O dono da farmácia conseguiu reconquistar o emblema , graças
a um anuncio assim: "Farmácia Veado de Ouro. O ilustrissimo
senhor ladrão, que levou do frontispício deste estabelecimento
o veado de ouro que servia de emblema, terá a bondade de vir
ou mandar restituir nesta casa, à rua São Bento. Garante-se
absoluto segredo e uma gratificação de 50 mil reis".
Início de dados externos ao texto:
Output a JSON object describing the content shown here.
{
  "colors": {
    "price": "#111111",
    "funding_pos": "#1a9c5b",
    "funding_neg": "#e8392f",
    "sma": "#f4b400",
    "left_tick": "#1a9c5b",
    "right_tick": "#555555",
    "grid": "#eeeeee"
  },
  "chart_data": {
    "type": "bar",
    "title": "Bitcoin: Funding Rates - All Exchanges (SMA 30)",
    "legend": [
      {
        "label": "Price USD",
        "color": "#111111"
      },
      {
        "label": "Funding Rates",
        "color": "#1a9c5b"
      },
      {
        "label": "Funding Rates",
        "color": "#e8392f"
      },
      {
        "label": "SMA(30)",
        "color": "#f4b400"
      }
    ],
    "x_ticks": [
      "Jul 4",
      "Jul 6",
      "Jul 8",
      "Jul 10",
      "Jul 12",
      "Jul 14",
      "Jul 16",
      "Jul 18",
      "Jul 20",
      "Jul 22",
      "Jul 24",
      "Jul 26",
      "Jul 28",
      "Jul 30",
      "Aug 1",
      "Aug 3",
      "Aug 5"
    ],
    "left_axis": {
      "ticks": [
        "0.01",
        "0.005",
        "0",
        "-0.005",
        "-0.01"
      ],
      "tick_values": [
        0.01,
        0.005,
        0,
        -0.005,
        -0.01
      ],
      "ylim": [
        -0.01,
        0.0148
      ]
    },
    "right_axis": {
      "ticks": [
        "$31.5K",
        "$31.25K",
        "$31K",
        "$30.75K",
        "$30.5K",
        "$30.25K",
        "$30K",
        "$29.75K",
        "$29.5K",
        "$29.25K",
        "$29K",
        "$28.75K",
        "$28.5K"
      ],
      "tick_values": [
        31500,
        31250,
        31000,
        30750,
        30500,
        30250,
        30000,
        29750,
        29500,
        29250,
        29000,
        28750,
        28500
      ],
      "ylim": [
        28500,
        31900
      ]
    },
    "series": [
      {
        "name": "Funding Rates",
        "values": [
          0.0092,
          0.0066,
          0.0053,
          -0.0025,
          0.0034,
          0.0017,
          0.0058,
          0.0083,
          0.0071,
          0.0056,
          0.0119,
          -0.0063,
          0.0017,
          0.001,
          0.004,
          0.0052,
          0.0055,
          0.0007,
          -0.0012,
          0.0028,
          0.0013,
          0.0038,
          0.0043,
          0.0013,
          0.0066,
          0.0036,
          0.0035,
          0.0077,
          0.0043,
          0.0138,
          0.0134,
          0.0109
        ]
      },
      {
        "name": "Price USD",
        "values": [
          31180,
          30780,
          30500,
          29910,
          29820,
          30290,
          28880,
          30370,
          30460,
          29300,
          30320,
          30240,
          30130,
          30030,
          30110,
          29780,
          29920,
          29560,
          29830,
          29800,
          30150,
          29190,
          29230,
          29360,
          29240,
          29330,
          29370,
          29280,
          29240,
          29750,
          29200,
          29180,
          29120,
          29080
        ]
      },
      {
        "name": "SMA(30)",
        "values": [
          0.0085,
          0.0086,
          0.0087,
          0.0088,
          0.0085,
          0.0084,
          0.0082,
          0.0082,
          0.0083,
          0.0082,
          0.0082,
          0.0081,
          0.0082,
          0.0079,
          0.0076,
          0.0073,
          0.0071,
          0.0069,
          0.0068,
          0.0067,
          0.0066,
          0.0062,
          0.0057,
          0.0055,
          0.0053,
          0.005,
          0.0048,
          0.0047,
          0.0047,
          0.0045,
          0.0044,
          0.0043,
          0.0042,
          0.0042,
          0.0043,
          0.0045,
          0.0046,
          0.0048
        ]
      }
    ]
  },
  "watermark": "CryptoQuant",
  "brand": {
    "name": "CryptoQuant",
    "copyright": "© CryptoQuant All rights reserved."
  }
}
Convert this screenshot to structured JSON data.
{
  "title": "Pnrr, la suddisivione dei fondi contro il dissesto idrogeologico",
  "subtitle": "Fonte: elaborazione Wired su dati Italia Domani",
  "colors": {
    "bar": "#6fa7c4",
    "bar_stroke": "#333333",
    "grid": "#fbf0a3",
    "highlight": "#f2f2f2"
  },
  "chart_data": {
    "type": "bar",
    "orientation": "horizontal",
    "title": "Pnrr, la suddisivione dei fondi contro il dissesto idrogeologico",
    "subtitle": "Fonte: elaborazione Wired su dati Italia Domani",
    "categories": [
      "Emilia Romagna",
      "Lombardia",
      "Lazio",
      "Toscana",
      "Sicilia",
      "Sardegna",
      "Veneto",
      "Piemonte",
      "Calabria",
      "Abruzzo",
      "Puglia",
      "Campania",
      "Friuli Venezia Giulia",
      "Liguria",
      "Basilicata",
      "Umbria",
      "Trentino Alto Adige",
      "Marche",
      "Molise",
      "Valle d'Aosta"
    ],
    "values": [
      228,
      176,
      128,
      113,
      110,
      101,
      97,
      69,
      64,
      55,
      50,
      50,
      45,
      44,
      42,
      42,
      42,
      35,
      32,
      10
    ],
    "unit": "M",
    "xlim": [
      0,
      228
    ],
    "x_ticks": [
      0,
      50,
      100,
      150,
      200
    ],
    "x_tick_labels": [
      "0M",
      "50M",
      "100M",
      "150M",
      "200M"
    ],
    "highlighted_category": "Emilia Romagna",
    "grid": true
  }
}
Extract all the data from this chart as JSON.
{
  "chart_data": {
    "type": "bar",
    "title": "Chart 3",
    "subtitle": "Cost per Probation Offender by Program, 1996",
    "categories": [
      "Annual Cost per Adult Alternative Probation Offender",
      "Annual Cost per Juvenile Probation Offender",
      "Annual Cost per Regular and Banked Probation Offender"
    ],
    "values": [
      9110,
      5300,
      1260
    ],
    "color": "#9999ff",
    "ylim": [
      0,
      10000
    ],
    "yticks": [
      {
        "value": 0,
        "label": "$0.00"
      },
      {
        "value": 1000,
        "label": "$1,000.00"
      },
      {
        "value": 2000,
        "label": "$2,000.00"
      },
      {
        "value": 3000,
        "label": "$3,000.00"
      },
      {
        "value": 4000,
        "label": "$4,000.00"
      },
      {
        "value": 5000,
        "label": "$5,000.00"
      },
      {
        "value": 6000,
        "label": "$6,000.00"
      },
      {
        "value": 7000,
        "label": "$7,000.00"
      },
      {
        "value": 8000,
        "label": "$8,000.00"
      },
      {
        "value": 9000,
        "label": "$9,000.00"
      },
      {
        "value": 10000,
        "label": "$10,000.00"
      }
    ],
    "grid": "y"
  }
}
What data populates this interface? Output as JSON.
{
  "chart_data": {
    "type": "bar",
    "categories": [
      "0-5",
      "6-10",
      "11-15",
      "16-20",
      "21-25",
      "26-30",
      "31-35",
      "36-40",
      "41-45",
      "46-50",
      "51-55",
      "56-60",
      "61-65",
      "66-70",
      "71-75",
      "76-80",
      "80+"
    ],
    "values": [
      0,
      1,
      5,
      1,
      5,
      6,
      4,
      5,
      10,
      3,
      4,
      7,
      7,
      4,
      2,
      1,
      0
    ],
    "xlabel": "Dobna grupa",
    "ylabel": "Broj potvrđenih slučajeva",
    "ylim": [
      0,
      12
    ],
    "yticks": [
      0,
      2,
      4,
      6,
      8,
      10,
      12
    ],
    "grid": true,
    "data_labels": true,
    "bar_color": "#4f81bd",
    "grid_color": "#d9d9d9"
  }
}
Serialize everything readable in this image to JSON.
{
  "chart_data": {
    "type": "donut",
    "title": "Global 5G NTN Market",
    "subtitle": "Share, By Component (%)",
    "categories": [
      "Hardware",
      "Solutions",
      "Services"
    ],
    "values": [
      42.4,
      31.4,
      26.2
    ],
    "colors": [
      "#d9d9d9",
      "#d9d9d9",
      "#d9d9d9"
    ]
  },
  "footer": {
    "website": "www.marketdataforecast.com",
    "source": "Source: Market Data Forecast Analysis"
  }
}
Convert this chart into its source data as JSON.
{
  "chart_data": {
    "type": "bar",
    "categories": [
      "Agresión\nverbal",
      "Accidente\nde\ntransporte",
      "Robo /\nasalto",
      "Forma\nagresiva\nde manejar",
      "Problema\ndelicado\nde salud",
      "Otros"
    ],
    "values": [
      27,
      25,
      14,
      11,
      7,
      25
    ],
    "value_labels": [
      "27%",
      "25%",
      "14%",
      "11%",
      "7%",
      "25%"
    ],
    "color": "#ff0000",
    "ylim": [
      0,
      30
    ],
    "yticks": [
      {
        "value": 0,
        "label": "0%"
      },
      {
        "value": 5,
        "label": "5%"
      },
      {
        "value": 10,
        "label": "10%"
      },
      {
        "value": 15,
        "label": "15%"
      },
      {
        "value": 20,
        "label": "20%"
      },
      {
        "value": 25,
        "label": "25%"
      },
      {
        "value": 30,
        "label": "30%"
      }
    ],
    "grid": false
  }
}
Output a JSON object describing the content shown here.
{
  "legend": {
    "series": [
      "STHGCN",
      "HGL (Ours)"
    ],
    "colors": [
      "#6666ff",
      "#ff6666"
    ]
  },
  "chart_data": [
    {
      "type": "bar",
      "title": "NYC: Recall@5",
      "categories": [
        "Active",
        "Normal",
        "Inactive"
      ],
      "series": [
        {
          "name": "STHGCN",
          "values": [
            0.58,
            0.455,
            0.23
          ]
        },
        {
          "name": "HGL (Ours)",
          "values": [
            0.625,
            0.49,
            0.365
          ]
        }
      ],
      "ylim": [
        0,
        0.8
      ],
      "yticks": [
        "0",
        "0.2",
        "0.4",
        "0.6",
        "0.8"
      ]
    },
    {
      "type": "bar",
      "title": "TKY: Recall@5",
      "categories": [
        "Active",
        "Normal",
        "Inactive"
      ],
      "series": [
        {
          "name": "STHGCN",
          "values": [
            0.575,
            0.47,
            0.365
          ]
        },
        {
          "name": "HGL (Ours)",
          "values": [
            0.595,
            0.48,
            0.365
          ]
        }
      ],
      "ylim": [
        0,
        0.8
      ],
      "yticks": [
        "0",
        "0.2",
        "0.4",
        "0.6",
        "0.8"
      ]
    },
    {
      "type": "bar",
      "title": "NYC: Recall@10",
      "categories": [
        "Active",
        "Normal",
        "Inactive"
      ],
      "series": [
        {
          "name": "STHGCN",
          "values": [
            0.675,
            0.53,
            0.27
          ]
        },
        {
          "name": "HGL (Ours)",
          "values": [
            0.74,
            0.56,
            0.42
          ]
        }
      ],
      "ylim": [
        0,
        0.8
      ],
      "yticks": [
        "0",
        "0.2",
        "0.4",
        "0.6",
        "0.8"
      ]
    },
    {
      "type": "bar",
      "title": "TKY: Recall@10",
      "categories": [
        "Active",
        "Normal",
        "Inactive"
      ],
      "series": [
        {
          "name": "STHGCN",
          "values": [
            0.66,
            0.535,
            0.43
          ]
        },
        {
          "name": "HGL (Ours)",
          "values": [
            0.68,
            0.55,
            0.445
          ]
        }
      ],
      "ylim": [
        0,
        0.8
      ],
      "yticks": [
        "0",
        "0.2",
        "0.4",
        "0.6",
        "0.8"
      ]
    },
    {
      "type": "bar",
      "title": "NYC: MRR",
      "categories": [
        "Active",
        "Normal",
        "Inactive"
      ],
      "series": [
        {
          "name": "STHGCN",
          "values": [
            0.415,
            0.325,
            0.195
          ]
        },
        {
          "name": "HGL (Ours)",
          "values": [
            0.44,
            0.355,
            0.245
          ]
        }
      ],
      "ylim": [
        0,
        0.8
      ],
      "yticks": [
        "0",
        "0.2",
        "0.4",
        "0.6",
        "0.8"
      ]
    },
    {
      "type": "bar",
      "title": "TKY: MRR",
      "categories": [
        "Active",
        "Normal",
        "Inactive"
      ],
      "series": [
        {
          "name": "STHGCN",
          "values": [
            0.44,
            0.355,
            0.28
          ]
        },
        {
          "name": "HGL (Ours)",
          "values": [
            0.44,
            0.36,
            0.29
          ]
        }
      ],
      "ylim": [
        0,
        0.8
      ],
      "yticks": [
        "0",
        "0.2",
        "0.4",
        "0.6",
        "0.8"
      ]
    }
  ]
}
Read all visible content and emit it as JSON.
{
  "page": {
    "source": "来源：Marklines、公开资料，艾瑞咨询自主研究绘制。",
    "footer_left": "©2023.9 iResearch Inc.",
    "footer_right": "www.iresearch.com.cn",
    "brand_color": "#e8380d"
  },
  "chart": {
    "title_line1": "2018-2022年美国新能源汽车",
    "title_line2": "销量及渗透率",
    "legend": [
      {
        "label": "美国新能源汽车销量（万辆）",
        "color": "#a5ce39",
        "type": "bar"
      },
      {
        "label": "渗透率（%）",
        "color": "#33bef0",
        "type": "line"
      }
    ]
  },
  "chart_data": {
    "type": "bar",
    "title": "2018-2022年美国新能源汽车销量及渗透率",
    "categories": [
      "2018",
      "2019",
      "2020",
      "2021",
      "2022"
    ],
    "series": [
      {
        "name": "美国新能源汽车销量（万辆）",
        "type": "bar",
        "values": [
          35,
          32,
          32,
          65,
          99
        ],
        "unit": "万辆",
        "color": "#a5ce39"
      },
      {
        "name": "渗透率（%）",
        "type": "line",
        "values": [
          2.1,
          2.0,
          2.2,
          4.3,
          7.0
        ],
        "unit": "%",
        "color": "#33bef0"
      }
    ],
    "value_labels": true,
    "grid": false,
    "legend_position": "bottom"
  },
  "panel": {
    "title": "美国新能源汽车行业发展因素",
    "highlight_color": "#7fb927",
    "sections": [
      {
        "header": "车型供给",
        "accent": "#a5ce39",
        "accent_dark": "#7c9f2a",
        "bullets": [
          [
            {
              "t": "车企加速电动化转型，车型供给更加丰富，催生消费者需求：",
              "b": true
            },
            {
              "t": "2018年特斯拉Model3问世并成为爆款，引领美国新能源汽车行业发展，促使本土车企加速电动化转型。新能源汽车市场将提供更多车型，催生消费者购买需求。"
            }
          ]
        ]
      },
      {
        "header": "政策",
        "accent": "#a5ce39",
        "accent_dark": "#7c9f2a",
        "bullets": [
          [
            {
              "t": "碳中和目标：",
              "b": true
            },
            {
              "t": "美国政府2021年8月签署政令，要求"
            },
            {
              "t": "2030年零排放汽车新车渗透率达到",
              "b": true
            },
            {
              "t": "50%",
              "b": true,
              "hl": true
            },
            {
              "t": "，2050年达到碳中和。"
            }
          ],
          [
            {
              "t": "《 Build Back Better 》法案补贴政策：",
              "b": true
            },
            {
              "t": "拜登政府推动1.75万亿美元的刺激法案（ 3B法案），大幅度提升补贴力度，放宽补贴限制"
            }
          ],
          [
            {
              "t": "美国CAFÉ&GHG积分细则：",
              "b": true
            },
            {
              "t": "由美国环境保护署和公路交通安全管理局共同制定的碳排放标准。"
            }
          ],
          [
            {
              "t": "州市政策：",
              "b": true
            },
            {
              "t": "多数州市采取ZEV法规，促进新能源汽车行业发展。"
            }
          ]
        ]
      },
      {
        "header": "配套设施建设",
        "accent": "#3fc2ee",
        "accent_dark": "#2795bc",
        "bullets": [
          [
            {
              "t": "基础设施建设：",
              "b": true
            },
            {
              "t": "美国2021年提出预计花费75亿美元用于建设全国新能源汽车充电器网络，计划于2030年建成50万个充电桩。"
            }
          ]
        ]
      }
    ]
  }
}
Uma das republicas casas habitadas só por estudantes,
a mais famosa em materia de troças, foi a chamada Comuna, da
rua Senador Feijó. Era um sobrado em cuja sacada da frente
os estudantes colocaram um manequim, cuja boca se comunicava por um
tubo com o interior da sala e dessa forma o boneco falava, cumprimentava
os passantes, mas vaiava os professores da Academia,
Um dos estudantes que se celebrizou pela gaiatice, costumava sair
muitas vezes à rua, depois da meia-noite, vestido de mulher
e armado de palmatoria, acompanhado de um crioulo que conduzia um
lampião aceso na cabeça. Cercava os transeuntes retardatarios
e lhes dava bolos nas mãos em nome da moralidade, dizendo-se
representante da opinião publica. Quando era preciso, o crioulo,
sujeito dos mais fortes, o ajudava.
Certas brincadeiras, porem punham em choque os academicos com autoridades
policiais, em incidentes que assumiam feições de certa
gravidade. Em 1843, durante uma representação no Teatro
de Opera, alguns estudantes começaram a tossir de tal forma
que o espetaculo não pode continuar. O presidente da Província,
que estava presente, orientou ao chefe de polícia que efetuasse
a prisão de um academico que se mostrava mais teimoso e insistente
que seus colegas. O conflito generalizou-se e terminou com a prisão
de diversos estudantes.
Num dia de festa religiosa na Igreja da Sé, os academicos entraram
em conflito com os policiais postados na porta. Os guardas tinham
missão de impedir que os estudantes assistissem à festa,
por temer alguma arruaça. Ao saberem disso, quase todos os
academicos tentaram entrar na Igreja. Um comentarista da época,
escreveu sobre o conflito: "Nunca se manifestou tanto fervor
religioso na classe academica". Até castiçais dos
altares da Sé foram usados como armas na luta que se travou.